One clear answer is vulnerability.  Seoul is 35 miles from the North Korean border and thus vulnerable to artillery fire (although perhaps not as vulnerable as people commonly assume).  By contrast, Japan could only be reached by ballistic missiles or from the air or sea, triggering defenses and presumably retaliation.  China is a different story.  The Chinese city of Dandong sits at the border with North Korea and has a greater-metro population in the millions, so North Korea could do considerable damage to China, but political factors apparently prevent that.

What exactly are those political factors?  One might assume that China's relatively good relations with North Korea stem from ideological agreement.  However, this seems like a poor fit now that China is the world's largest state capitalist system, and thus communist in name only.  China is North Korea's largest trading partner, which is a big deal for North Korea, though a drop in the bucket for China.  It is thus conventional to say that China has leverage over North Korea because the latter cannot afford to alienate the former.  To put the point crudely, in its dealings with China, North Korea is happy to accept bribes, while in its dealings with South Korea, North Korea resorts to extortion.

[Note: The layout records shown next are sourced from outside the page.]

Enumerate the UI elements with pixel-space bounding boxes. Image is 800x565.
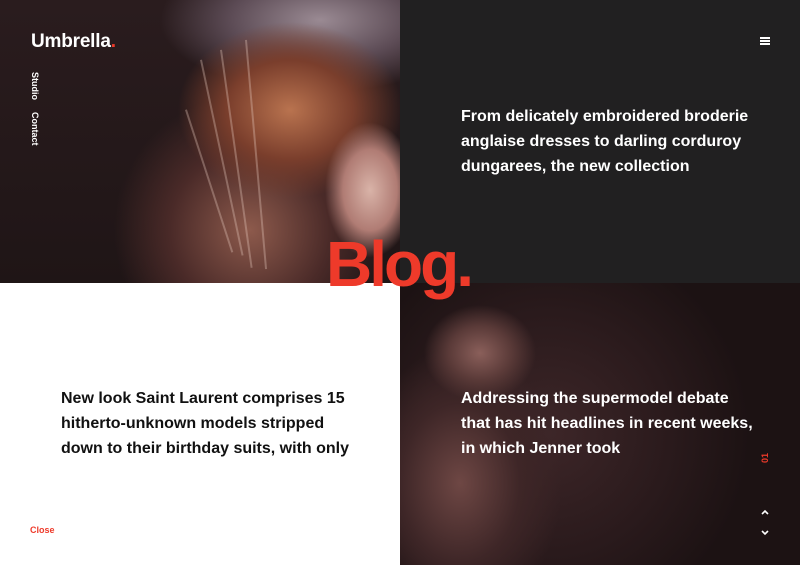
page-indicator: 01	[760, 453, 770, 464]
chevron-down-icon[interactable]	[758, 527, 772, 537]
brand-dot: .	[110, 31, 116, 52]
close-link[interactable]: Close	[30, 525, 55, 535]
brand-logo[interactable]: Umbrella.	[31, 31, 116, 53]
hamburger-menu-icon[interactable]	[760, 37, 770, 45]
chevron-up-icon[interactable]	[758, 508, 772, 518]
page-title: Blog.	[326, 228, 474, 300]
post-excerpt-1[interactable]: From delicately embroidered broderie ang…	[461, 104, 761, 179]
brand-name: Umbrella	[31, 31, 111, 52]
post-excerpt-3[interactable]: Addressing the supermodel debate that ha…	[461, 386, 761, 461]
nav-studio-link[interactable]: Studio	[30, 72, 40, 100]
nav-contact-link[interactable]: Contact	[30, 112, 40, 146]
post-excerpt-2[interactable]: New look Saint Laurent comprises 15 hith…	[61, 386, 361, 461]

China also may be playing a strategic game, allowing North Korea to play the bad cop against South Korea, Japan, and the U.S., so that it, China, can collect chits from these other powers.  Witness the fact that every time North Korea instigates a crisis, the U.S. looks to China to rein in North Korea.  Presumably, that assistance comes with a price tag.

It is sometimes said that China has an interest in the survival and stability of North Korea because the collapse of the North Korean government and descent into chaos could lead to a flood of North Korean refugees into China.  I have my doubts about this theory.  China could probably absorb a few hundred thousand refugees and, if worried about more, certainly has the military manpower and the ruthlessness to seal its border.

All of the foregoing leads me to conclude that China currently gets very little out of its relationship with North Korea--a point that is seemingly confirmed by some of the cables in the latest WikiLeaks trove (as described here).  That in turn suggests that China could abandon North Korea at some point and that North Korea might then resort to other, more violent means of extracting goodies from China, a highly risky strategy to be sure, but one that might be adopted out of desperation and the general madness that characterizes the Kim regime.